Sentimen Pekan Depan: Siap-Siap Pasar Banyak Ujian!

Emanuella Bungasmara Ega Tirta, CNBC Indonesia
14 September 2025 18:50
Ilustrasi Bursa (CNBC Indonesia/Andrean Kristianto)
Foto: Ilustrasi Bursa (CNBC Indonesia/Andrean Kristianto)

Jakarta, CNBC Indonesia - Pasar keuangan Indonesia pekan lalu ditutup dengan senyum lebar. Indeks Harga Saham Gabungan (IHSG) kembali hijau, mengakhiri perdagangan di level 7.747,90. Penguatan ini tak lepas dari reli saham bank BUMN, setelah pemerintah memutuskan mengalihkan dana Rp200 triliun dari Bank Indonesia ke perbankan.

Likuiditas yang kian deras mendorong euforia di lantai bursa. Rupiah pun bertahan di Rp16.455 per dolar AS, sementara obligasi RI tenor 10 tahun masih diburu investor dengan yield turun ke 6,41% .

Namun, pekan depan bukan berarti jalan mulus tanpa rintangan. Justru, investor akan menghadapi serangkaian ujian domestik maupun global yang berpotensi mengguncang arah pasar. Dari rilis data utang luar negeri, rapat Dewan Gubernur Bank Indonesia, hingga sederet data makroekonomi Amerika Serikat dan China, semua bisa menjadi batu sandungan maupun bahan bakar baru bagi optimisme.

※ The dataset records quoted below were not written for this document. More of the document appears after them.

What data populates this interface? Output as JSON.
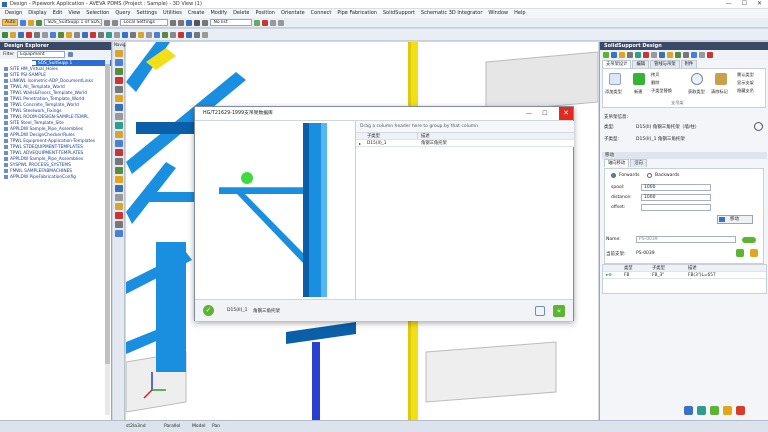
{
  "window": {
    "title": "Design - Pipework Application - AVEVA PDMS (Project : Sample) - 3D View (1)",
    "minimize": "—",
    "maximize": "☐",
    "close": "✕"
  },
  "menu": [
    "Design",
    "Display",
    "Edit",
    "View",
    "Selection",
    "Query",
    "Settings",
    "Utilities",
    "Create",
    "Modify",
    "Delete",
    "Position",
    "Orientate",
    "Connect",
    "Pipe Fabrication",
    "SolidSupport",
    "Schematic 3D Integrator",
    "Window",
    "Help"
  ],
  "toolbar": {
    "auto_label": "Auto",
    "element_combo": "SDS_SuitSupp 1 of SDS_Su",
    "settings_combo": "Local Settings",
    "list_combo": "No list"
  },
  "left_panel": {
    "title": "Design Explorer",
    "filter_label": "Filter",
    "filter_value": "Equipment",
    "selected_item": "SDS_SuitSupp 1",
    "items": [
      "SITE HM_Virtual_Holes",
      "SITE PSI-SAMPLE",
      "LINKWL Isometric-ADP_DocumentLinks",
      "TPWL All_Template_World",
      "TPWL Walls&Floors_Template_World",
      "TPWL Penetration_Template_World",
      "TPWL Concrete_Template_World",
      "TPWL Steelwork_Fixings",
      "TPWL ROOM-DESIGN-SAMPLE-TEMPL",
      "SITE Steel_Template_Site",
      "APPLDW Sample_Pipe_Assemblies",
      "APPLDW DesignChecker/Rules",
      "TPWL Equipment-Application-Templates",
      "TPWL STDEQUIPMENT-TEMPLATES",
      "TPWL ADVEQUIPMENT-TEMPLATES",
      "APPLDW Sample_Pipe_Assemblies",
      "SYSPWL PROCESS_SYSTEMS",
      "FMWL SAMPLEFABMACHINES",
      "APPLDW PipeFabricationConfig"
    ]
  },
  "navigator": {
    "title": "Navigator"
  },
  "dialog": {
    "title": "HG/T21629-1999支吊架数据库",
    "group_hint": "Drag a column header here to group by that column",
    "columns": [
      "子类型",
      "描述"
    ],
    "rows": [
      [
        "D15(II)_1",
        "角钢三角托架"
      ]
    ],
    "footer_type": "D15(II)_1",
    "footer_desc": "角钢三角托架"
  },
  "right_panel": {
    "title": "SolidSupport Design",
    "tabs": [
      "支吊架设计",
      "编辑",
      "管线与吊架",
      "附件"
    ],
    "ribbon": {
      "btn_insert": "添加类型",
      "btn_new": "新建",
      "btn_copy": "拷贝",
      "btn_delete": "删除",
      "btn_replace": "子类型替换",
      "btn_get": "获取类型",
      "btn_clear": "清除标记",
      "btn_a": "需认类型",
      "btn_b": "显示支架",
      "btn_c": "隐藏支吊",
      "group_label": "支吊架"
    },
    "info_heading": "支吊架信息:",
    "type_label": "类型:",
    "type_value": "D15(II) 角钢三角托架（墙/柱）",
    "subtype_label": "子类型:",
    "subtype_value": "D15(II)_1 角钢三角托架",
    "move_heading": "移动",
    "move_tabs": [
      "轴向移动",
      "沿向"
    ],
    "forwards": "Forwards",
    "backwards": "Backwards",
    "spool_label": "spool:",
    "spool_value": "1000",
    "distance_label": "distance:",
    "distance_value": "1000",
    "offset_label": "offset:",
    "offset_value": "",
    "move_button": "移动",
    "name_label": "Name:",
    "name_value": "PS-0039",
    "current_label": "当前支架:",
    "current_value": "PS-0039",
    "grid_columns": [
      "类型",
      "子类型",
      "描述"
    ],
    "grid_row": [
      "FB",
      "FB_3\"",
      "FB(3\")L=657"
    ]
  },
  "status": {
    "coord": "st2la3nd",
    "mode1": "Parallel",
    "mode2": "Model",
    "mode3": "Pan"
  },
  "colors": {
    "steel": "#1a8fe0",
    "steel_dark": "#0b5fa8",
    "pipe": "#f2df18",
    "pipe_blue": "#2b3fd1",
    "accent": "#3a4a66",
    "close_red": "#e3281e",
    "ok_green": "#5cb531"
  }
}
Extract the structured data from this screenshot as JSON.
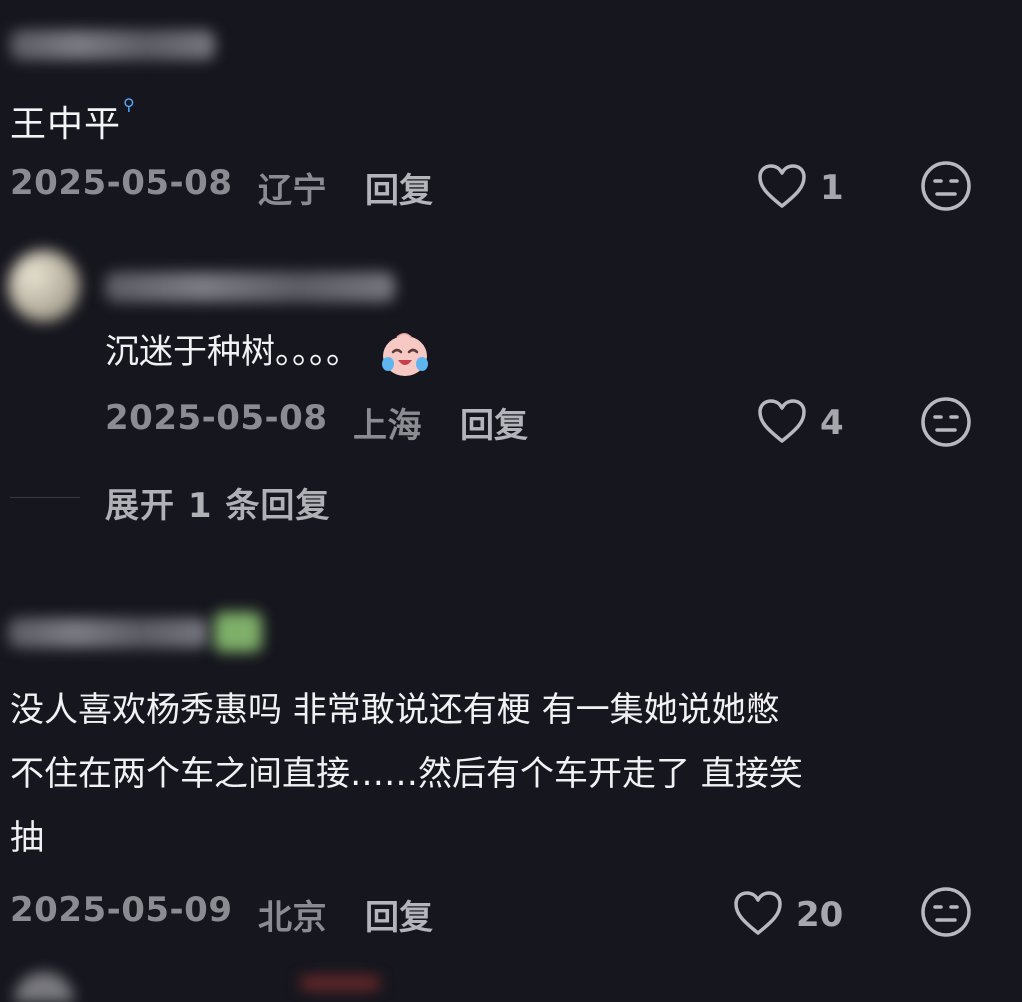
{
  "comments": [
    {
      "author_label": "王中平",
      "date": "2025-05-08",
      "location": "辽宁",
      "reply_label": "回复",
      "likes": "1"
    },
    {
      "text": "沉迷于种树。。。。",
      "date": "2025-05-08",
      "location": "上海",
      "reply_label": "回复",
      "likes": "4",
      "expand_label": "展开 1 条回复"
    },
    {
      "text_lines": [
        "没人喜欢杨秀惠吗 非常敢说还有梗  有一集她说她憋",
        "不住在两个车之间直接……然后有个车开走了 直接笑",
        "抽"
      ],
      "date": "2025-05-09",
      "location": "北京",
      "reply_label": "回复",
      "likes": "20"
    }
  ],
  "colors": {
    "background": "#16161e",
    "meta_text": "#8b8b92",
    "search_accent": "#5aa9ff"
  }
}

SULNI: Menakar Beban Utang

Senin (15/9), Bank Indonesia akan merilis Statistik Utang Luar Negeri Indonesia (SULNI) Juli 2025. Angka ini krusial karena menjadi tolok ukur kesehatan eksternal Indonesia. Jika pertumbuhan ULN, terutama swasta, melonjak, pasar bisa kembali menyoroti risiko defisit transaksi berjalan dan tekanan rupiah. Sebaliknya, jika data stabil, investor akan lebih percaya diri pada fundamental RI.

RDG BI: Titik Berat Sentimen Domestik

Agenda terpanas pekan ini jelas jatuh pada Rapat Dewan Gubernur BI 16-17 September. Bulan lalu, BI menurunkan suku bunga acuan 25 bps ke 5,00% sebagai langkah pro-growth. Pertanyaan yang kini bergelayut: apakah bank sentral berani melanjutkan pemangkasan, atau memilih menunggu efek kebijakan sebelumnya?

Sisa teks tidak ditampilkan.